3. Click **Add**. Then re-run the **pypi publish** workflow (Actions tab → Run
   workflow) — the `publish` job will now succeed and create the project on its
   first upload.

Notes:
- The Git branch does not matter: PyPI matches on repository + workflow +
  environment, not the branch, so publishing works from any branch once the
  publisher is registered.
- **Environment name must be `pypi`** — it has to match the `environment: pypi`
  the `publish` job runs in.
- After the first successful publish the project exists; the *pending* publisher
  automatically becomes a regular trusted publisher (manage it later at
  *Project → Manage → Publishing*).
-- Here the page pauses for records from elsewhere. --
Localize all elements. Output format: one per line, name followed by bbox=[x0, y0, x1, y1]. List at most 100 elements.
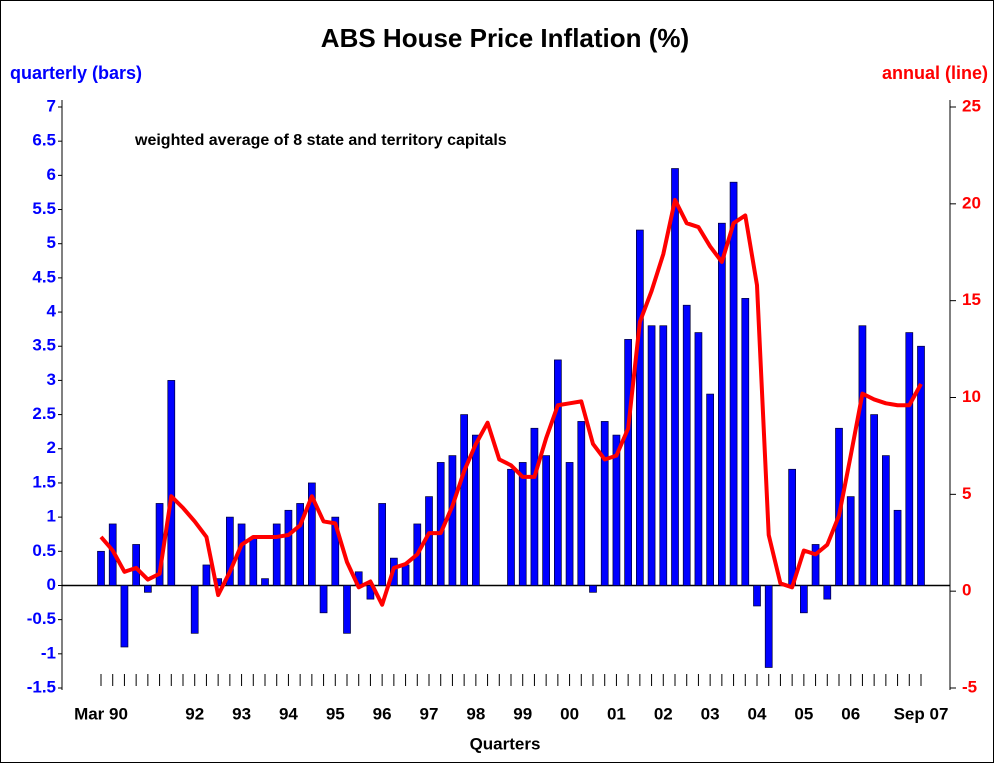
x-tick-label: 02 bbox=[654, 704, 673, 723]
y-tick-label: 1.5 bbox=[32, 472, 56, 491]
y-tick-label: 4.5 bbox=[32, 267, 56, 286]
x-tick-label: 96 bbox=[373, 704, 392, 723]
bar bbox=[823, 585, 832, 600]
bar bbox=[331, 516, 340, 586]
y2-tick-label: 0 bbox=[962, 581, 971, 600]
bar bbox=[589, 585, 597, 593]
bar bbox=[753, 585, 761, 607]
y2-tick-label: -5 bbox=[962, 677, 977, 696]
bar bbox=[319, 585, 328, 614]
bar bbox=[800, 585, 808, 614]
bar bbox=[647, 325, 656, 586]
x-tick-label: 94 bbox=[279, 704, 298, 723]
bar bbox=[507, 468, 515, 586]
y-tick-label: 4 bbox=[47, 302, 57, 321]
bar bbox=[741, 298, 750, 586]
x-tick-label: 93 bbox=[232, 704, 251, 723]
bar bbox=[378, 503, 386, 586]
bar bbox=[296, 503, 304, 586]
y-tick-label: 3 bbox=[47, 370, 56, 389]
y2-axis-label: annual (line) bbox=[882, 63, 988, 83]
x-tick-label: 95 bbox=[326, 704, 345, 723]
bar bbox=[97, 550, 105, 586]
bar bbox=[261, 578, 269, 586]
bar bbox=[858, 325, 867, 586]
y-tick-label: 5.5 bbox=[32, 199, 56, 218]
bar bbox=[518, 462, 527, 586]
y2-tick-label: 20 bbox=[962, 193, 981, 212]
y2-tick-label: 25 bbox=[962, 96, 981, 115]
bar bbox=[272, 523, 281, 586]
bar bbox=[788, 468, 796, 586]
bar bbox=[811, 544, 820, 586]
y-axis-label: quarterly (bars) bbox=[10, 63, 142, 83]
bar bbox=[249, 537, 258, 586]
bar bbox=[448, 455, 457, 586]
bar bbox=[682, 304, 691, 586]
bar bbox=[659, 325, 668, 586]
bar bbox=[554, 359, 562, 586]
bar bbox=[624, 339, 632, 586]
y-tick-label: 3.5 bbox=[32, 336, 56, 355]
bar bbox=[308, 482, 316, 586]
x-tick-label: 05 bbox=[794, 704, 813, 723]
bar bbox=[870, 414, 878, 586]
bar bbox=[190, 585, 199, 634]
bar bbox=[718, 222, 726, 586]
y2-tick-label: 15 bbox=[962, 290, 981, 309]
x-tick-label: 00 bbox=[560, 704, 579, 723]
y-tick-label: 1 bbox=[47, 507, 56, 526]
bar bbox=[401, 564, 410, 586]
chart-title: ABS House Price Inflation (%) bbox=[321, 23, 689, 53]
bar bbox=[882, 455, 890, 586]
bar bbox=[226, 516, 234, 586]
bar bbox=[905, 332, 914, 586]
bar bbox=[472, 434, 480, 586]
bar bbox=[636, 229, 644, 586]
bar bbox=[343, 585, 351, 634]
bar bbox=[132, 544, 140, 586]
y-tick-label: 6.5 bbox=[32, 131, 56, 150]
bar bbox=[764, 585, 773, 668]
bar bbox=[460, 414, 468, 586]
y-tick-label: 7 bbox=[47, 96, 56, 115]
x-tick-label: 98 bbox=[466, 704, 485, 723]
bar bbox=[893, 509, 902, 586]
x-tick-label: 01 bbox=[607, 704, 626, 723]
x-tick-label: 99 bbox=[513, 704, 532, 723]
y-tick-label: 0 bbox=[47, 575, 56, 594]
bar bbox=[706, 393, 714, 586]
bar bbox=[729, 181, 738, 586]
bar bbox=[917, 345, 925, 586]
y-tick-label: 2.5 bbox=[32, 404, 56, 423]
bar bbox=[202, 564, 211, 586]
bar bbox=[284, 509, 293, 586]
bar bbox=[120, 585, 129, 648]
line bbox=[99, 197, 923, 607]
bar bbox=[577, 421, 586, 586]
y-tick-label: 0.5 bbox=[32, 541, 56, 560]
bar bbox=[671, 168, 679, 586]
bar bbox=[144, 585, 152, 593]
x-tick-label: Sep 07 bbox=[894, 704, 949, 723]
annotation: weighted average of 8 state and territor… bbox=[134, 132, 507, 149]
y-tick-label: 6 bbox=[47, 165, 56, 184]
y2-tick-label: 5 bbox=[962, 484, 971, 503]
x-tick-label: 04 bbox=[748, 704, 767, 723]
x-axis-label: Quarters bbox=[470, 734, 541, 753]
y-tick-label: 5 bbox=[47, 233, 56, 252]
x-tick-label: 92 bbox=[185, 704, 204, 723]
x-tick-label: 03 bbox=[701, 704, 720, 723]
bar bbox=[612, 434, 621, 586]
x-tick-label: 97 bbox=[420, 704, 439, 723]
bar bbox=[846, 496, 855, 586]
bar bbox=[167, 380, 176, 586]
y-tick-label: 2 bbox=[47, 438, 56, 457]
y2-tick-label: 10 bbox=[962, 387, 981, 406]
bar bbox=[542, 455, 550, 586]
y-tick-label: -1 bbox=[41, 643, 56, 662]
x-tick-label: Mar 90 bbox=[74, 704, 128, 723]
y-tick-label: -1.5 bbox=[27, 677, 56, 696]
To rotate/add publishers there, use the same
  five values above.
- To rehearse without touching production PyPI, register the equivalent pending
  publisher on **TestPyPI** (<https://test.pypi.org/manage/account/publishing/>)
  and point the workflow's upload at `https://test.pypi.org/legacy/`.

### Test the release build locally

Reproduce what CI does — build the wheel + sdist and verify both install and run
— before (or instead of) triggering the workflow. Needs a Rust toolchain and
Python ≥ 3.9.

```bash
cd crates/docling-py
python -m venv .venv && source .venv/bin/activate
pip install maturin

# 1. Build the same two artifacts the workflow builds.
maturin build --release --out dist      # dist/docling_rs-<v>-cp39-abi3-<platform>.whl
maturin sdist            --out dist      # dist/docling_rs-<v>.tar.gz  (vendors all crates)

# 2. Smoke-test the WHEEL in a clean env — pip pulls docling-core from the
#    wheel's declared dependency, exactly as an end user would get it.
python -m venv /tmp/wheel-test
/tmp/wheel-test/bin/pip install dist/docling_rs-*.whl
/tmp/wheel-test/bin/python - <<'PY'
from docling_rs import DocumentConverter
r = DocumentConverter().convert("../../tests/data/html/sources/hyperlink_03.html")
assert r.status == "success"
assert type(r.document).__module__.startswith("docling_core")   # the real DoclingDocument
print("wheel OK:", len(r.document.export_to_markdown()), "md chars")
PY

# 3. Verify the SDIST is self-contained: pip compiles the Rust engine from source
#    (this is the exact unpack-and-build path cibuildwheel runs in the manylinux
#    containers, so a green result here means the CI wheel build will work too).
python -m venv /tmp/sdist-test
/tmp/sdist-test/bin/pip install dist/docling_rs-*.tar.gz
/tmp/sdist-test/bin/python -c "import docling_rs; print('sdist build OK')"

# 4. Run the declarative-path test suite (no ML models needed).
pip install pytest docling-core
pytest tests/
```

To exercise the full manylinux wheel build (what `pypa/cibuildwheel` runs) you
need Docker; with a daemon available:

```bash
pipx run cibuildwheel==2.21.3 --platform linux --output-dir wheelhouse .
# env: CIBW_BUILD=cp39-* CIBW_SKIP=*-musllinux*  CIBW_BEFORE_ALL_LINUX="curl … rustup … -y"
```

An optional final rehearsal uploads to **TestPyPI** (needs a TestPyPI token or a
pending publisher there): `pip install twine && twine upload --repository testpypi dist/*`.